Milvus supports TTL, partitions, schema updates, and multi-tenancy. You can also plug in Prometheus and Grafana to monitor query performance, disk usage, and node health.

How Milvus Compares to Traditional and Emerging Alternatives
Milvus vs. Relational Databases

Traditional SQL databases like MySQL or PostgreSQL were never designed for vector search. Even with extensions like pgvector, performance suffers beyond tens of thousands of vectors. You lose the ability to fine-tune ANN search, parallelize queries, or optimize indexing strategies, all of which are core to Milvus.

Milvus vs. Pinecone, Weaviate, Qdrant

While managed vector databases like Pinecone and Weaviate offer ease of use and fast onboarding, Milvus stands apart by providing:

  • Greater indexing flexibility.

  • GPU acceleration.

  • Zero vendor lock-in.

  • Full control over deployment.

Weaviate is good for metadata-rich semantic search, Qdrant excels in hybrid filtering, but Milvus delivers raw performance, precision tuning, and massive scale, especially for engineering-heavy applications.

Use Cases: Real-World Applications of Milvus
Visual Similarity Search

Startups and media platforms use Milvus to power “search by image” or “find similar photos” features. A user uploads an image, it’s converted into an embedding, and Milvus retrieves visually similar items in milliseconds.

Retrieval-Augmented Generation (RAG)

LLM-based applications use Milvus to perform semantic document retrieval before generating responses. This approach improves factual grounding and reduces hallucinations.

Personalized Recommendations

Milvus enables real-time user-item similarity matching. E-commerce apps use this to recommend products based on user embeddings or browsing behavior.
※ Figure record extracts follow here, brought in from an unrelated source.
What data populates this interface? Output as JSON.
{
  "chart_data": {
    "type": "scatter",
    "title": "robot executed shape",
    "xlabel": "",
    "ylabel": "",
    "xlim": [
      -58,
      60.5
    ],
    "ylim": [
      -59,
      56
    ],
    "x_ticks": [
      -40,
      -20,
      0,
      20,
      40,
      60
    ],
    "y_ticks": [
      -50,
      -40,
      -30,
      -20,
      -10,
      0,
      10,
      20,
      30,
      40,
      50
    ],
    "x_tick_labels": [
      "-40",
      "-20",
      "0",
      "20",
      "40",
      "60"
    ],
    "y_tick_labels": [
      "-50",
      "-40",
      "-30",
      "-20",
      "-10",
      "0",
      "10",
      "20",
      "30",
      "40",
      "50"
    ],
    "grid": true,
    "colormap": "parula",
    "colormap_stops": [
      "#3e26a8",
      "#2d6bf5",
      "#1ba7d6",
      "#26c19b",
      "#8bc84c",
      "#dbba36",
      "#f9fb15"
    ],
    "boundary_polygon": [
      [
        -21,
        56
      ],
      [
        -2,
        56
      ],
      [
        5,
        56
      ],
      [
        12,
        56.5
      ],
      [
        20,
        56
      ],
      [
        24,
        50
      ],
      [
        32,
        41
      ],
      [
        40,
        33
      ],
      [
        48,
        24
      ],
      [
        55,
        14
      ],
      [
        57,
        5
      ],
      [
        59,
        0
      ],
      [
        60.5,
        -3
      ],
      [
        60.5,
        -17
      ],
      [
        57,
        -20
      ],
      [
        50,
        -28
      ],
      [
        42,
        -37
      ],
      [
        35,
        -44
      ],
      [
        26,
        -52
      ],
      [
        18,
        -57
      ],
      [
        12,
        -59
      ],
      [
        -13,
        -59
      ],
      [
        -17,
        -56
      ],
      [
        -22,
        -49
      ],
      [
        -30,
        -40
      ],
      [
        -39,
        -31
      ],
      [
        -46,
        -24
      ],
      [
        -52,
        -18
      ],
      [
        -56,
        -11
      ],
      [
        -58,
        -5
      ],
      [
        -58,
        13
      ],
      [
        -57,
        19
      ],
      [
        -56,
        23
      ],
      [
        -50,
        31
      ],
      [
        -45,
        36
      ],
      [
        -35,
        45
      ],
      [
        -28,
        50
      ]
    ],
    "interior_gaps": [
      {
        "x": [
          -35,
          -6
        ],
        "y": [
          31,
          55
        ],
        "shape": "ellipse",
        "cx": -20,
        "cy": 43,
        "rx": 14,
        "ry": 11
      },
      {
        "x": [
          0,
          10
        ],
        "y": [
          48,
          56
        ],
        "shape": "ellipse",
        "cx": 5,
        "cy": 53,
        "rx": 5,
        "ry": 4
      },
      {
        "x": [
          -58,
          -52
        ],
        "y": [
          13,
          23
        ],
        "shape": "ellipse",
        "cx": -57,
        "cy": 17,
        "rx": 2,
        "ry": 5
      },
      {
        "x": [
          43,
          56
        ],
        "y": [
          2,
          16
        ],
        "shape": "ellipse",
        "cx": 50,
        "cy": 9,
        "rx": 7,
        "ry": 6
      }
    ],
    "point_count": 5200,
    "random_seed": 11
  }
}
Fraud and Anomaly Detection

Banks and security firms use vector-based similarity to spot suspicious transactions or user behaviors that deviate slightly from normal patterns.

Biotech and Healthcare

Researchers compare protein structures or molecule fingerprints at massive scale using vector similarity search.

Why Milvus Is the Vector Database Developers Need

Milvus is not just a database, it’s a core infrastructure layer for developers building the next generation of AI-first applications. With unmatched flexibility, cloud-native scalability, rich developer tooling, and blazing-fast ANN search, Milvus empowers teams to:

  • Build smarter search engines.

  • Scale embedding-based pipelines.

  • Deploy semantic intelligence into any app.

If you’re working with unstructured data, embeddings, or LLMs, Milvus belongs in your stack.